Ora, potremmo aprire un dibattito sulla ormai brevettata tendenza milanese a trasformare spazi ed edifici pubblici, ma anche semplicemente accessibili ad ampio raggio alla cittadinanza, in residenze di lusso completamente inaccessibili per la grande maggioranza attraverso progetti patinati spacciati come l’avanguardia della progettazione architettonica.
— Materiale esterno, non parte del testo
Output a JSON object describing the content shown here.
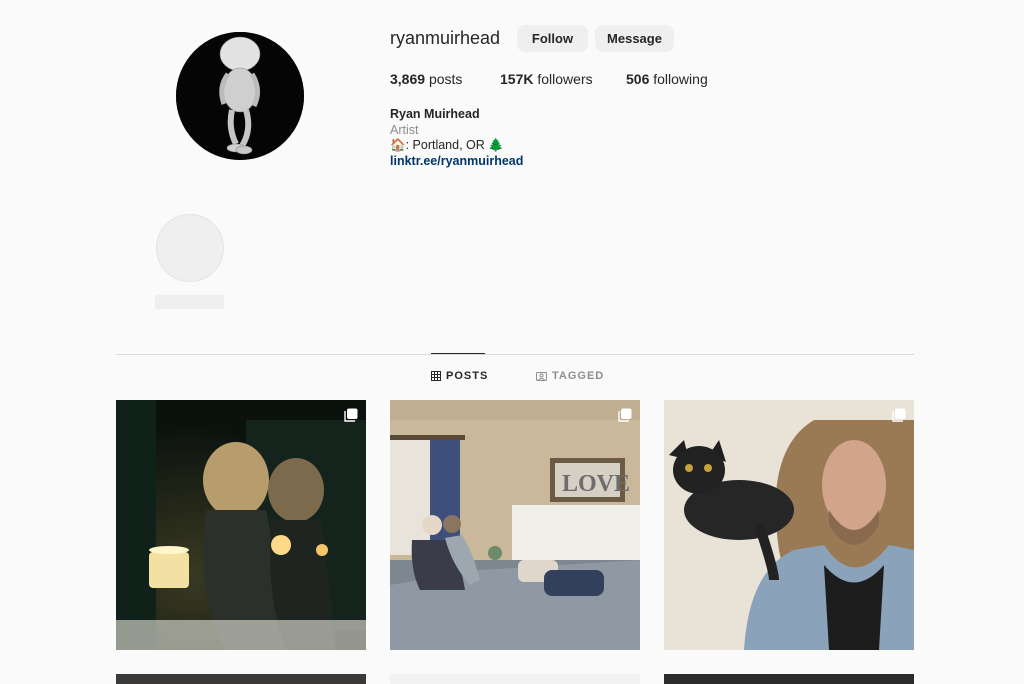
{
  "profile": {
    "username": "ryanmuirhead",
    "follow_label": "Follow",
    "message_label": "Message",
    "stats": {
      "posts_count": "3,869",
      "posts_label": "posts",
      "followers_count": "157K",
      "followers_label": "followers",
      "following_count": "506",
      "following_label": "following"
    },
    "bio": {
      "full_name": "Ryan Muirhead",
      "category": "Artist",
      "location_prefix": "🏠",
      "location": ": Portland, OR ",
      "location_suffix": "🌲",
      "link": "linktr.ee/ryanmuirhead"
    }
  },
  "tabs": {
    "posts_label": "POSTS",
    "tagged_label": "TAGGED",
    "active": "POSTS"
  },
  "grid": {
    "tiles": [
      {
        "subject": "two women with candles in dark room",
        "icon": "multi-photo-icon"
      },
      {
        "subject": "elderly couple sitting on bed with LOVE sign",
        "icon": "multi-photo-icon"
      },
      {
        "subject": "man with long hair and black cat on shoulder",
        "icon": "multi-photo-icon"
      }
    ]
  },
  "colors": {
    "background": "#fafafa",
    "button_bg": "#efefef",
    "link": "#00376b",
    "muted": "#8e8e8e"
  }
}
Che altro poi non sono se non una messa a lucido e una grottesca “europeizzazione” di facciata dei tipici progetti di complessi abitativi per la nuova e sempre più snella classe borghese che hanno cominciato già da anni a imperversare nella periferia metropolitana e nelle provincie lombarde, opere di architetti più o meno “star” (si va Bosco Verticale di Stefano Boeri al meno ambizioso progetto Dodici O che interesserà l’area dove sorge l’ex-Zam di via Olgiati 15, finanziato da Nexity, una “multinazionale francese, quotata alla Borsa di Parigi. Un gruppo immobiliare e numerosi progetti di alto profilo in Europa”).
Tuttavia, visti gli eventi legali di questa mattina, torniamo invece alla smemoratezza di Aler, della Regione e dell’amministrazione per quanto riguarda alcuni spazi “momentaneamente” abbandonati a loro stessi, di cui numerosi esempi possono essere riscontrati in giro per la città.
E torniamo anche alla sentenza del gip di Milano che ha respinto le accuse della Procura nei confronti di due studenti del collettivo di Lume per l’occupazione dell’ex deposito dei Giardini di Porta Venezia in Viale Vittorio Veneto, di cui abbiamo parlato qualche settimana fa. Secondo il giudice “Non è reato occupare un edificio se la condotta ha scopo dimostrativo con la finalità di stimolare gli enti pubblici a una più proficua utilizzazione degli spazi per finalità connesse con il godimento della collettività e della cittadinanza”. Rimandando la discussione sulla relatività del concetto di “proficua utilizzazione”, vorremmo invece far notare il parallelismo tra la pratica di valorizzazione di spazi abbandonati, che ci sembra palese e memorabile anche per la mente più smemorata.